Vertagt: Trassemer Rat lehnt es ab, Antrag zu Ortsdurchfahrt zu behandeln.

Kommunalpolitik : Trassemer Rat vertagt wichtigstes Thema (Update)

Das Trassemer Gremium hat es abgelehnt, den Antrag zur Ortsdurchfahrt am Donnerstag zu behandeln. Laut Ortschef kann der Rat über Lösungsvorschläge zu Problemen durch den Ausbau nicht alleine entscheiden. Er brauche Hilfe.

Das betrübliche Fazit einer Neu-Trassemerin nach der Ortsgemeinderatssitzung am Donnerstag lautet: „Es ist traurig und peinlich, wenn man sieht, was hier passiert. Da ist ja nur Streiterei.“

Acht Tagesordnungspunkte hat das Gremium zuvor bearbeitet. Bei fast allen gab es Querelen. Am meisten bei dem Punkt, der gar nicht auf der Tagesordnung stand, aber sicherlich die meisten der rund 40 Zuhörer angelockt hatte: der Ortsdurchfahrt. Der Verein Bürger für Trassem hatte nach einer von ihm organisierten Versammlung, zu der ein Teil der rund 1200 Bürger eingeladen war, zehn Forderungen aufgelistet (siehe Hintergrund). Sie sollen Abhilfe schaffen bei den Problemen der Anwohner, die beim Ausbau der Trasse aufgetreten sind.

Ortsbürgermeister Roland Konter (CDU) nahm zu Beginn dazu Stellung: „Knappe drei Tage waren etwas zu kurz für mich und die anderen Ratsmitglieder, um uns darauf vorzubereiten.“ Zudem würden die Fachbehörden wie Landesbetrieb Mobilität, Polizei, die Untere Naturschutzbehörde sowie die Baufirmen benötigt, um Dinge zu beschließen. Die Ortsgemeinde könne beispielsweise nicht allein entscheiden, ob Waldwege genutzt werden könnten. Der Beigeordnete der Verbandsgemeinde Saarburg-Kell, Martin Alten, ergänzte, dass laut Gemeindeordnung Anträge zu Sitzungen vier Kalendertage vorher eingehen müssten. Ortschef Konter versprach mit Rückendeckung seiner Fraktion: „Ich setze alles daran, dass die Fachbehörden so schnell wie möglich hierherkommen.“ Dann solle es eine Versammlung mit allen Einwohnern geben. Das helfe, Druck zu erzeugen. Anschließend entscheide der Rat.

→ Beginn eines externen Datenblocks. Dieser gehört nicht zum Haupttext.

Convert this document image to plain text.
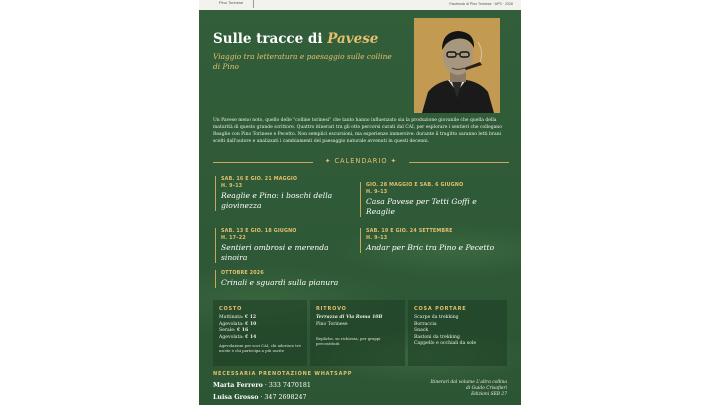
Pino Torinese	Facebook di Pino Torinese · APS · 2026
Sulle tracce di Pavese
Viaggio tra letteratura e paesaggio sulle colline di Pino

Un Pavese meno noto, quello delle "colline torinesi" che tanto hanno influenzato sia la produzione giovanile che quella della maturità di questo grande scrittore. Quattro itinerari tra gli otto percorsi curati dal CAI, per esplorare i sentieri che collegano Reaglie con Pino Torinese e Pecetto. Non semplici escursioni, ma esperienze immersive: durante il tragitto saranno letti brani scelti dall'autore e analizzati i cambiamenti del paesaggio naturale avvenuti in questi decenni.

✦ CALENDARIO ✦
SAB. 16 E GIO. 21 MAGGIO
H. 9–13
Reaglie e Pino: i boschi della giovinezza
GIO. 28 MAGGIO E SAB. 6 GIUGNO
H. 9–13
Casa Pavese per Tetti Goffi e Reaglie
SAB. 13 E GIO. 18 GIUGNO
H. 17–22
Sentieri ombrosi e merenda sinoira
SAB. 19 E GIO. 24 SETTEMBRE
H. 9–13
Andar per Bric tra Pino e Pecetto
OTTOBRE 2026
Crinali e sguardi sulla pianura
COSTO
Mattinata: € 12
Agevolata: € 10
Serale: € 16
Agevolata: € 14
Agevolazioni per soci CAI, chi aderisce tre uscite e chi partecipa a più uscite
RITROVO
Terrazza di Via Roma 10B
Pino Torinese
Repliche, su richiesta, per gruppi precostituiti
COSA PORTARE
Scarpe da trekking
Borraccia
Snack
Bastoni da trekking
Cappello e occhiali da sole
NECESSARIA PRENOTAZIONE WHATSAPP
Marta Ferrero · 333 7470181
Luisa Grosso · 347 2698247
Itinerari dal volume L'altra collina
di Guido Crisafieri
Edizioni SEB 27
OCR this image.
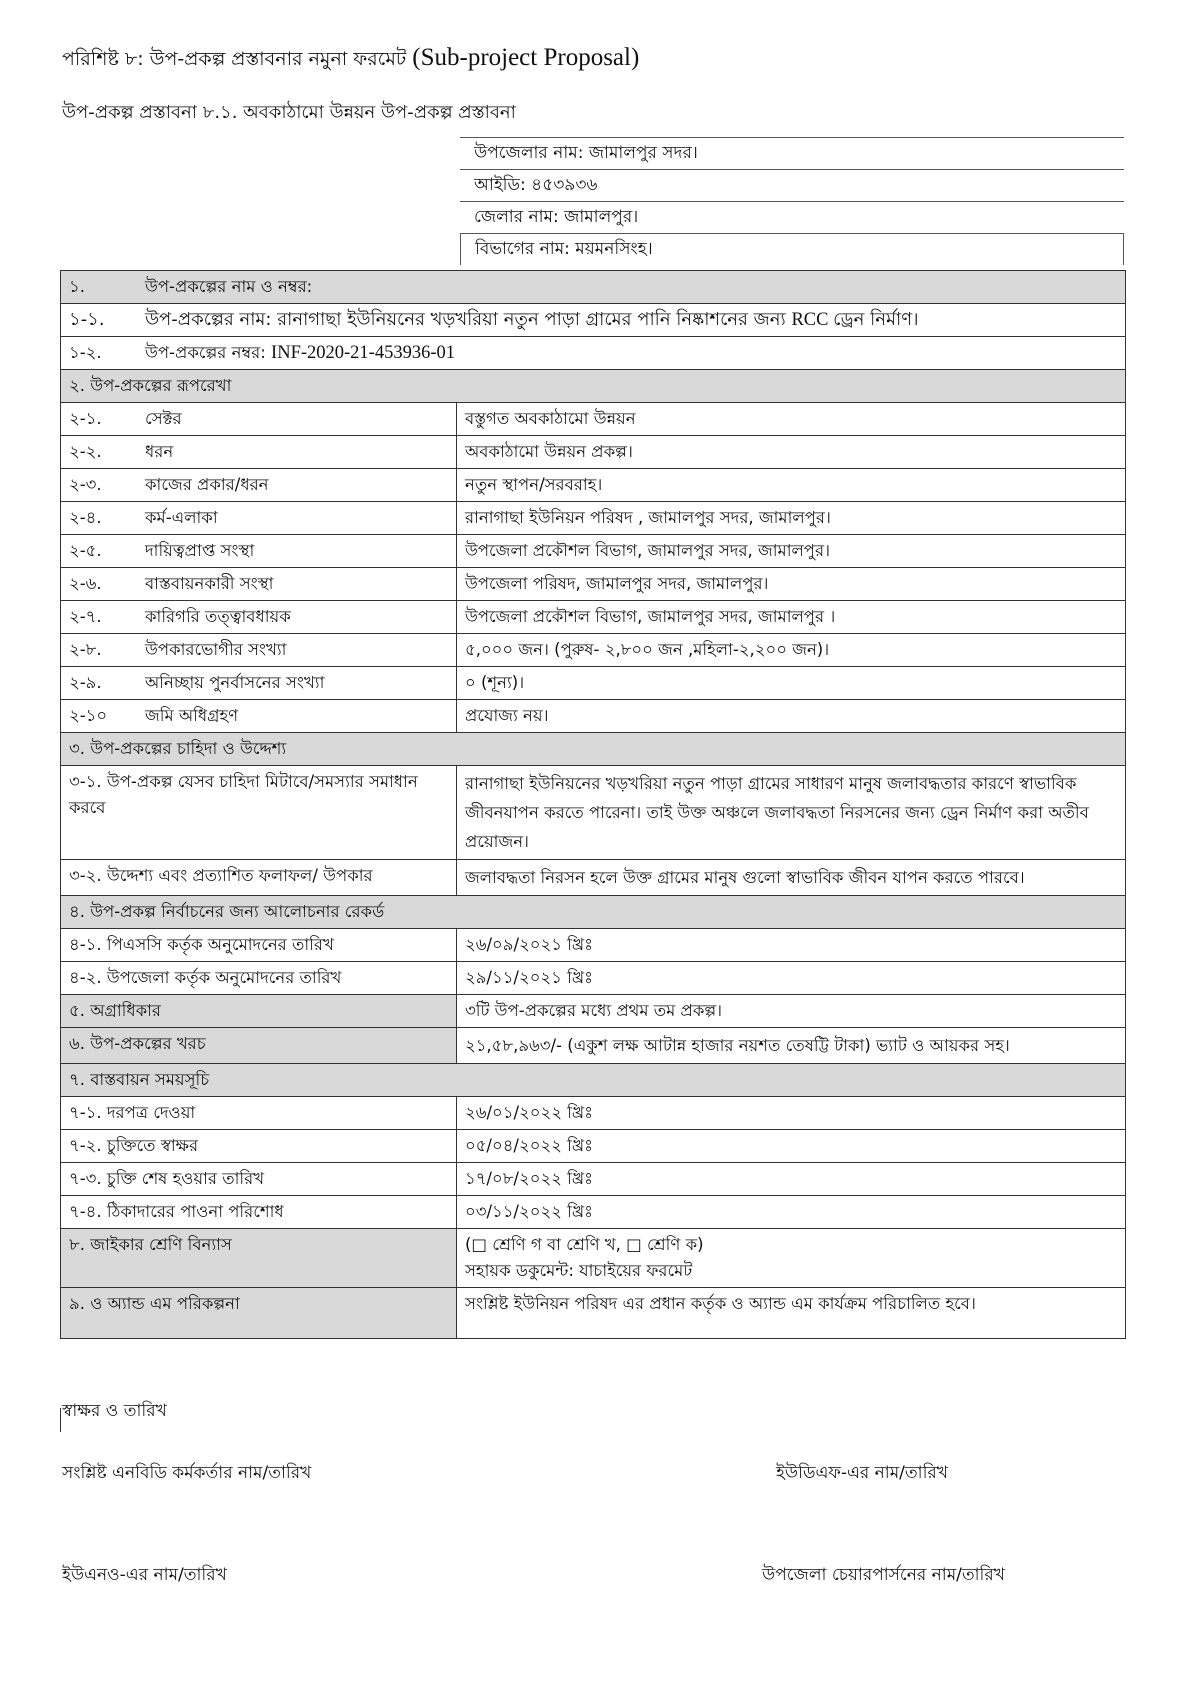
পরিশিষ্ট ৮: উপ-প্রকল্প প্রস্তাবনার নমুনা ফরমেট (Sub-project Proposal)
উপ-প্রকল্প প্রস্তাবনা ৮.১. অবকাঠামো উন্নয়ন উপ-প্রকল্প প্রস্তাবনা
উপজেলার নাম: জামালপুর সদর।
আইডি: ৪৫৩৯৩৬
জেলার নাম: জামালপুর।
বিভাগের নাম: ময়মনসিংহ।
১. উপ-প্রকল্পের নাম ও নম্বর:	
১-১. উপ-প্রকল্পের নাম: রানাগাছা ইউনিয়নের খড়খরিয়া নতুন পাড়া গ্রামের পানি নিষ্কাশনের জন্য RCC ড্রেন নির্মাণ।	
১-২. উপ-প্রকল্পের নম্বর: INF-2020-21-453936-01	
২. উপ-প্রকল্পের রূপরেখা	
২-১. সেক্টর	বস্তুগত অবকাঠামো উন্নয়ন
২-২. ধরন	অবকাঠামো উন্নয়ন প্রকল্প।
২-৩. কাজের প্রকার/ধরন	নতুন স্থাপন/সরবরাহ।
২-৪. কর্ম-এলাকা	রানাগাছা ইউনিয়ন পরিষদ , জামালপুর সদর, জামালপুর।
২-৫. দায়িত্বপ্রাপ্ত সংস্থা	উপজেলা প্রকৌশল বিভাগ, জামালপুর সদর, জামালপুর।
২-৬. বাস্তবায়নকারী সংস্থা	উপজেলা পরিষদ, জামালপুর সদর, জামালপুর।
২-৭. কারিগরি তত্ত্বাবধায়ক	উপজেলা প্রকৌশল বিভাগ, জামালপুর সদর, জামালপুর ।
২-৮. উপকারভোগীর সংখ্যা	৫,০০০ জন। (পুরুষ- ২,৮০০ জন ,মহিলা-২,২০০ জন)।
২-৯. অনিচ্ছায় পুনর্বাসনের সংখ্যা	০ (শূন্য)।
২-১০ জমি অধিগ্রহণ	প্রযোজ্য নয়।
৩. উপ-প্রকল্পের চাহিদা ও উদ্দেশ্য	
৩-১. উপ-প্রকল্প যেসব চাহিদা মিটাবে/সমস্যার সমাধান করবে	রানাগাছা ইউনিয়নের খড়খরিয়া নতুন পাড়া গ্রামের সাধারণ মানুষ জলাবদ্ধতার কারণে স্বাভাবিক জীবনযাপন করতে পারেনা। তাই উক্ত অঞ্চলে জলাবদ্ধতা নিরসনের জন্য ড্রেন নির্মাণ করা অতীব প্রয়োজন।
৩-২. উদ্দেশ্য এবং প্রত্যাশিত ফলাফল/ উপকার	জলাবদ্ধতা নিরসন হলে উক্ত গ্রামের মানুষ গুলো স্বাভাবিক জীবন যাপন করতে পারবে।
৪. উপ-প্রকল্প নির্বাচনের জন্য আলোচনার রেকর্ড	
৪-১. পিএসসি কর্তৃক অনুমোদনের তারিখ	২৬/০৯/২০২১ খ্রিঃ
৪-২. উপজেলা কর্তৃক অনুমোদনের তারিখ	২৯/১১/২০২১ খ্রিঃ
৫. অগ্রাধিকার	৩টি উপ-প্রকল্পের মধ্যে প্রথম তম প্রকল্প।
৬. উপ-প্রকল্পের খরচ	২১,৫৮,৯৬৩/- (একুশ লক্ষ আটান্ন হাজার নয়শত তেষট্টি টাকা) ভ্যাট ও আয়কর সহ।
৭. বাস্তবায়ন সময়সূচি	
৭-১. দরপত্র দেওয়া	২৬/০১/২০২২ খ্রিঃ
৭-২. চুক্তিতে স্বাক্ষর	০৫/০৪/২০২২ খ্রিঃ
৭-৩. চুক্তি শেষ হওয়ার তারিখ	১৭/০৮/২০২২ খ্রিঃ
৭-৪. ঠিকাদারের পাওনা পরিশোধ	০৩/১১/২০২২ খ্রিঃ
৮. জাইকার শ্রেণি বিন্যাস	(□ শ্রেণি গ বা শ্রেণি খ, □ শ্রেণি ক)
সহায়ক ডকুমেন্ট: যাচাইয়ের ফরমেট

৯. ও অ্যান্ড এম পরিকল্পনা	সংশ্লিষ্ট ইউনিয়ন পরিষদ এর প্রধান কর্তৃক ও অ্যান্ড এম কার্যক্রম পরিচালিত হবে।
স্বাক্ষর ও তারিখ
সংশ্লিষ্ট এনবিডি কর্মকর্তার নাম/তারিখ	ইউডিএফ-এর নাম/তারিখ
ইউএনও-এর নাম/তারিখ	উপজেলা চেয়ারপার্সনের নাম/তারিখ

Die Vertreter des Vereins Bürger für Trassem reagierten verärgert und enttäuscht. Der Ortsbürgermeister stehe nicht zu seinem Wort. Er habe zugesagt, das Thema Ortsdurchfahrt in der Ratssitzung zu behandeln. „Das ist beschämend“, hieß es. Einige Zuschauer klatschten daraufhin. Raimund Boqouoi (Bürger für Trassem) kritisierte, dass der Ortsbürgermeister ohne den Rat über die Zusammenlegung der aktuellen Abschnitte entschieden habe und dass Bürger zu kurzfristig über Änderungen informiert worden seien. Boquoi: „Deshalb sind wir tätig geworden.“

Schild wegen Sperrung der Ortsdurchfahrt. Foto: TV/Marion Maier

Fraktionsvorsitzender Bernd Koewenig sagte: „Ich finde es enttäuschend, dass politische Spielchen auf dem Rücken der Anlieger ausgetragen werden.“ Das Thema werde aus fadenscheinigen Gründen verschoben. Bei anderen Themen sei es möglich, einen Grundsatzbeschluss zu fassen. Doch hier sei der Rat nicht in der Lage, zehn Punkte auf den Weg zu bringen. Auch er bekam Applaus. Die CDU-Mehrheit beschloss schließlich gegen die Stimmen der Opposition, deren Antrag nicht auf die Tagesordnung zu nehmen. Ein Großteil der Zuhörer verließ bald danach die Sitzung. Sie verpassten, was Konter unter dem Punkt Informationen zu Trassems Trasse sagte. Demnach wird der nächste Abschnitt bis zum Pfarrhaus am Donnerstag und die Schulstraße in etwa drei Wochen wieder geöffnet. Die Besucher, die bis zum Ende der öffentlichen Sitzung ausgeharrt hatten, empfing draußen ein wohliger Gegensatz zu drinnen: friedliche Ruhe und ein idyllischer Blick auf den beleuchteten Ort, umgeben von dunklem Wald. Dort äußerten einige der Zuhörer Verständnis für die Position des Ortschefs.